1. La parcelle 10’510 feuille 41 de la commune de Satigny à l’adresse 56, route de la Gare de Satigny est située en zone de développement 4B protégée. A l'origine elle comportait deux bâtiments, soit un bâtiment de logement et un garage, d’une surface au sol respectivement de 71 m2 et 10 m2.

2. Par requête enregistrée le 16 juillet 2002 sous DD 97’953-6, Madame Nadia Avvanzino (ci-après : l'intéressée ou la recourante) a sollicité la délivrance d’une autorisation de construire portant sur la transformation et l’agrandissement de la maison de village susmentionnée ainsi que de son annexe. Le projet prévoyait la transformation du bâtiment existant avec création d'une véranda sur la façade sud-ouest, de lucarnes et d'un escalier extérieur à l'arrière du bâtiment. L'annexe, dont la surface au sol était portée à 25 m2, constituerait un studio relié au bâtiment principal par un passage enserré dans une sorte de véranda munie de vitrages fixes et translucides donnant sur l'arrière du bâtiment.

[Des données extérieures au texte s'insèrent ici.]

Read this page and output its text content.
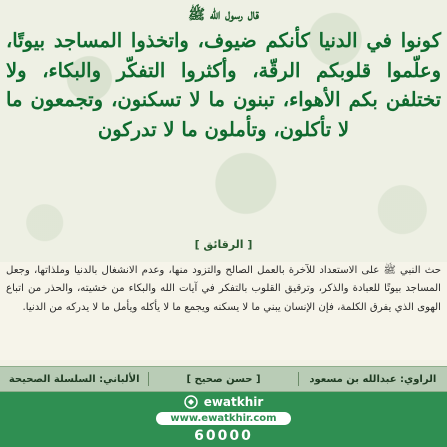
قال رسول الله ﷺ
كونوا في الدنيا كأنكم ضيوف، واتخذوا المساجد بيوتًا، وعلّموا قلوبكم الرقّة، وأكثروا التفكّر والبكاء، ولا تختلفن بكم الأهواء، تبنون ما لا تسكنون، وتجمعون ما لا تأكلون، وتأملون ما لا تدركون
[ الرقائق ]

حث النبي ﷺ على الاستعداد للآخرة بالعمل الصالح والتزود منها، وعدم الانشغال بالدنيا وملذاتها، وجعل المساجد بيوتًا للعبادة والذكر، وترقيق القلوب بالتفكر في آيات الله والبكاء من خشيته، والحذر من اتباع الهوى الذي يفرق الكلمة، فإن الإنسان يبني ما لا يسكنه ويجمع ما لا يأكله ويأمل ما لا يدركه من الدنيا.

الراوي: عبدالله بن مسعود
[ حسن صحيح ]
الألباني: السلسلة الصحيحة
ewatkhir
www.ewatkhir.com
60000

3. Le département de l’aménagement de l’équipement et du logement, devenu depuis lors le département des constructions et des technologies de l’information (ci-après : le département ou le DCTI), a accordé l’autorisation de construire sollicitée par décision du 7 novembre 2003, publiée dans la feuille d’avis officielle (ci-après : FAO) du 12 novembre 2003.

L'autorisation de construire tenait compte du préavis de la commission des monuments, de la nature et des sites (ci-après : CMNS) du 18 mars 2003. L'agrandissement de l'annexe reliée au bâtiment principal avait été admis ainsi que la véranda. En revanche elle avait refusé que l'escalier soit construit en saillie.

Dans ledit préavis, la CMNS avait indiqué que le bâtiment recensé en valeur 4+ était dans un état de délabrement avancé ; en dehors des vestiges d'une cheminée, il ne restait plus d'éléments dignes de conservation. Par ailleurs, l'environnement était composé de bâtiments récents sans grand intérêt architectural.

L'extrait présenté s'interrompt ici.